Dall’altra si lega la dinamica delle pensioni all’andamento dell’economia generale, misurata con parametri borghesi (perciò distorti in quanto di classe). Da una parte si chiede ai lavoratori maggiore sforzo produttivo per recuperare qualche briciola caduta dal tavolo dove banchettano porci in smoking, dall’altra si dice ai pensionati che è la crisi che li riduce in miseria.

Il metodo di calcolo contributivo è l’emblema dell’individualismo borghese classico: ognuno pensi a se stesso. I lavoratori in attività vengono scagliati contro i lavoratori in pensione, con lo scopo di dividerne il fronte. Al contrario il metodo di calcolo retributivo, più “razionale” anche per lo stesso capitalismo e fatto proprio già dalla socialdemocrazia e dal fascismo, permette d’unire quei due settori della classe: i pensionati hanno interesse a lottare a fianco dei lavoratori attivi perché questi strappino miglioramenti salariali; sono infatti i lavoratori in attività che “pagano” la pensione dei propri padri. Oggi la borghesia non riesce a mantenere il metodo anche per essa più efficiente, e passa ai calcoli individuali per nascondere in infiniti casi diversi il peggioramento che è per tutti.

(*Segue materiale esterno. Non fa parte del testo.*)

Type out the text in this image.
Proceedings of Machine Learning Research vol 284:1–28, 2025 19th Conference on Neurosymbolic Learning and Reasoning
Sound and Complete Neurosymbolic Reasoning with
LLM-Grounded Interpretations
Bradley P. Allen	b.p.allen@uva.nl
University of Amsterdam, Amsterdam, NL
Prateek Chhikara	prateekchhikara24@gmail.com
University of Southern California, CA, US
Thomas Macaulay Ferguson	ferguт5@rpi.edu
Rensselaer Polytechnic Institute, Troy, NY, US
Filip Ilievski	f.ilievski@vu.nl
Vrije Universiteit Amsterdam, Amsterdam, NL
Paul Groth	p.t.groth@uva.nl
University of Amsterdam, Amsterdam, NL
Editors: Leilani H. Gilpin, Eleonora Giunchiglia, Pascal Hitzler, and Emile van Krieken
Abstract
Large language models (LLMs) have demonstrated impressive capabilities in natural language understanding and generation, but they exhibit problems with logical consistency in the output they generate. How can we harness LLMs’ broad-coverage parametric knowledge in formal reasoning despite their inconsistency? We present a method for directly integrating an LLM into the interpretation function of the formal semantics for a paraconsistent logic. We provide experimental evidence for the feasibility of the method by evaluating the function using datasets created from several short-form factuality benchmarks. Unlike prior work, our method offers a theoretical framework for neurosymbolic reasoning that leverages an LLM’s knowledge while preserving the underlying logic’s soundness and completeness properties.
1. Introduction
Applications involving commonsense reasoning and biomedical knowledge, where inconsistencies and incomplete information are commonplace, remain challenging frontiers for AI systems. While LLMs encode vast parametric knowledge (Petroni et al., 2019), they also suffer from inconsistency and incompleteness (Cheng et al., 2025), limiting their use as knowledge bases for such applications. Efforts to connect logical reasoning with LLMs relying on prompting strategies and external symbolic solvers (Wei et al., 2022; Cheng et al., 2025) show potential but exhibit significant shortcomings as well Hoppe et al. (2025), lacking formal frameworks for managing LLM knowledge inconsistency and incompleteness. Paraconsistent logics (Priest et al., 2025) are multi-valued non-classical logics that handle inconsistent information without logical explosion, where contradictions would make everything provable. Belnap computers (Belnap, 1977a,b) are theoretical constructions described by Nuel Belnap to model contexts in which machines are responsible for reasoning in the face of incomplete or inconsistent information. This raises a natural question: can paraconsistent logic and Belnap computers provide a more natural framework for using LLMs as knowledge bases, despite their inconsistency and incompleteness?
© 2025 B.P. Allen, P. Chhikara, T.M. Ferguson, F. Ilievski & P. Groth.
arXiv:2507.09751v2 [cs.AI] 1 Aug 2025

Il capitalismo cerca di abbassare il prezzo della forza-lavoro, in modo tale da poter aumentare la massa di plusvalore estorto alla classe operaia e contrastare la tendenza a cadere del tasso medio di profitto. Questo è quello che si è verificato con la Manovra del 31 maggio 2010. Quello della previdenza è parte integrante e di prim’ordine del fronte della lotta di classe; e questo in tutti i paesi. Come la riduzione dell’orario di lavoro a 30 ore settimanali a parità di salario e sforzo, come rivendicare un unico contratto collettivo di lavoro, con abolizione delle forme di lavoro interinali ed a tempo determinato, va richiesto che la misura della pensione sia proporzionale alle retribuzioni percepite e con un meccanismo di rivalutazione legato alla dinamica salariale.